Step 1: Understanding Terminology
Before diving into the specific functions, it’s important to grasp some key terms:
- Discrete Variable: A variable that can take on a countable number of distinct values.
- Continuous Variable: A variable that can take on an infinite number of values within a given range.
Step 2: Exploring Probability Mass Function (PMF)
The PMF is used for discrete random variables. It provides the probability that a discrete random variable is exactly equal to some value.
Key Points:
- The PMF must satisfy two conditions:
- The sum of probabilities for all possible outcomes must equal 1.
- Each probability must be between 0 and 1 inclusive.
Example:
If you have a six-sided die, the PMF can be represented as:
- P(X = 1) = 1/6
- P(X = 2) = 1/6
- P(X = 3) = 1/6
- P(X = 4) = 1/6
- P(X = 5) = 1/6
- P(X = 6) = 1/6
Step 3: Understanding Cumulative Distribution Function (CDF) - Discrete
The CDF of a discrete random variable gives the probability that the variable takes on a value less than or equal to a specific value.
How to Compute CDF:
- Identify all possible values of the discrete random variable.
- Calculate the PMF for each value.
- Compute the cumulative probabilities.
Example:
For a die:
- CDF(1) = P(X ≤ 1) = 1/6
- CDF(2) = P(X ≤ 2) = 1/6 + 1/6 = 2/6
- CDF(3) = P(X ≤ 3) = 3/6
- And so on...
Step 4: Exploring Probability Density Function (PDF)
The PDF is used for continuous random variables.

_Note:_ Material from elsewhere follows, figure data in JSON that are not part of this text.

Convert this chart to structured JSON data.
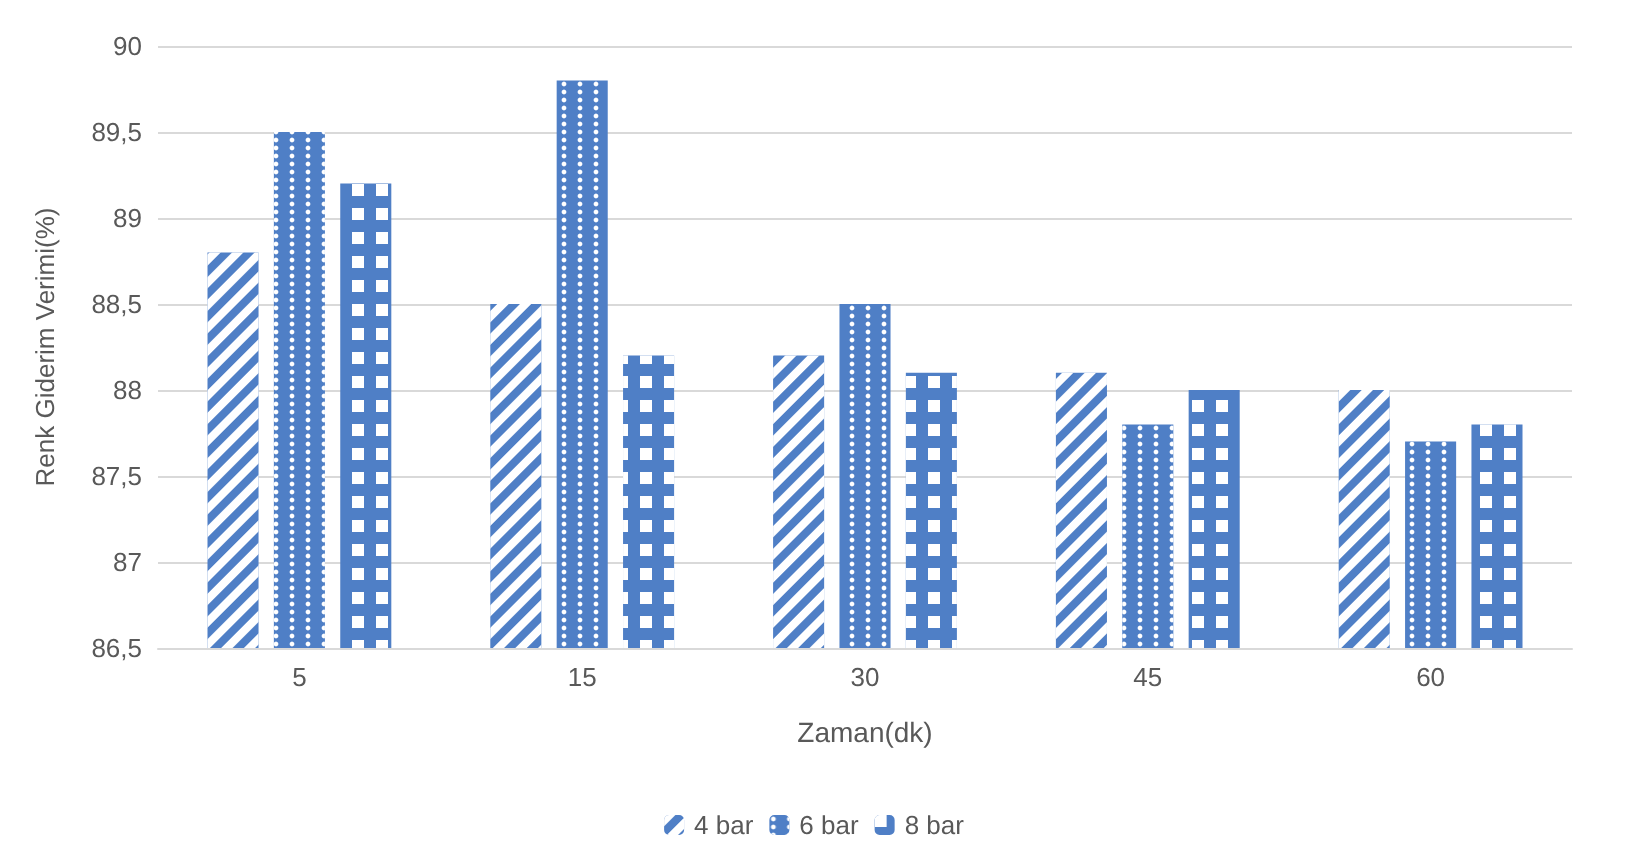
{
  "chart_data": {
    "type": "bar",
    "xlabel": "Zaman(dk)",
    "ylabel": "Renk Giderim Verimi(%)",
    "categories": [
      "5",
      "15",
      "30",
      "45",
      "60"
    ],
    "series": [
      {
        "name": "4 bar",
        "color": "#4f7fc6",
        "values": [
          88.8,
          88.5,
          88.2,
          88.1,
          88.0
        ]
      },
      {
        "name": "6 bar",
        "color": "#4f7fc6",
        "values": [
          89.5,
          89.8,
          88.5,
          87.8,
          87.7
        ]
      },
      {
        "name": "8 bar",
        "color": "#4f7fc6",
        "values": [
          89.2,
          88.2,
          88.1,
          88.0,
          87.8
        ]
      }
    ],
    "ylim": [
      86.5,
      90
    ],
    "yticks": [
      {
        "value": 86.5,
        "label": "86,5"
      },
      87,
      {
        "value": 87.5,
        "label": "87,5"
      },
      88,
      {
        "value": 88.5,
        "label": "88,5"
      },
      89,
      {
        "value": 89.5,
        "label": "89,5"
      },
      90
    ],
    "grid": "y",
    "legend": "bottom"
  }
}
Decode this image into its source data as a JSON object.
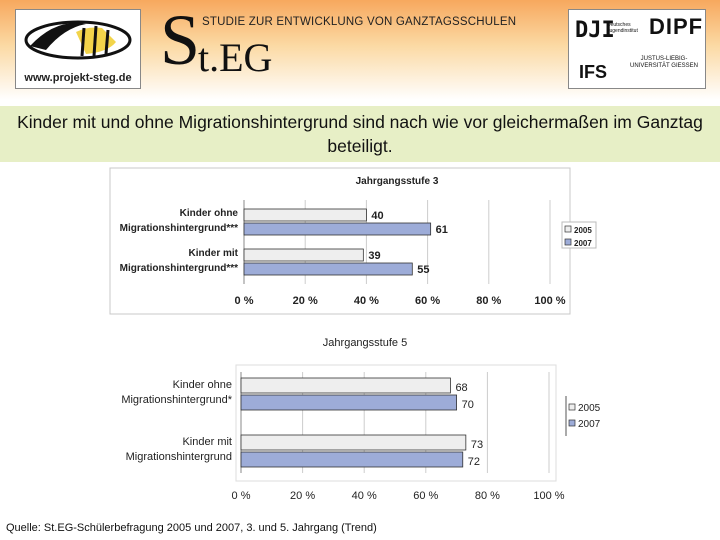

It describes the likelihood of a random variable to take on a particular value.
Key Points:
- The area under the PDF curve over an interval represents the probability of the variable falling within that interval.
- The total area under the curve equals 1.
Example:
For a normal distribution, the PDF can be expressed with the formula:
f(x) = (1 / (σ√(2π))) * e^(-0.5 * ((x - μ)/σ)²)
where:
- μ = mean
- σ = standard deviation
Step 5: Understanding Cumulative Distribution Function (CDF) - Continuous
The CDF for continuous variables provides the probability that the variable will take a value less than or equal to x.
How to Compute CDF:
- Integrate the PDF from negative infinity to x.
- The result gives the probability that the random variable is less than or equal to x.
Example:
If you have a normal distribution with mean µ and standard deviation σ, the CDF can be calculated using:
F(x) = ∫(from -∞ to x) f(t) dt
Conclusion
In this tutorial, we covered the fundamental concepts of PMF, PDF, and CDF, including their definitions, computations, and examples. Understanding these functions is crucial for analyzing data and making informed decisions based on probability. For further practice, consider applying these concepts to real-world data sets or exploring advanced topics like joint distributions and their applications in statistical modeling.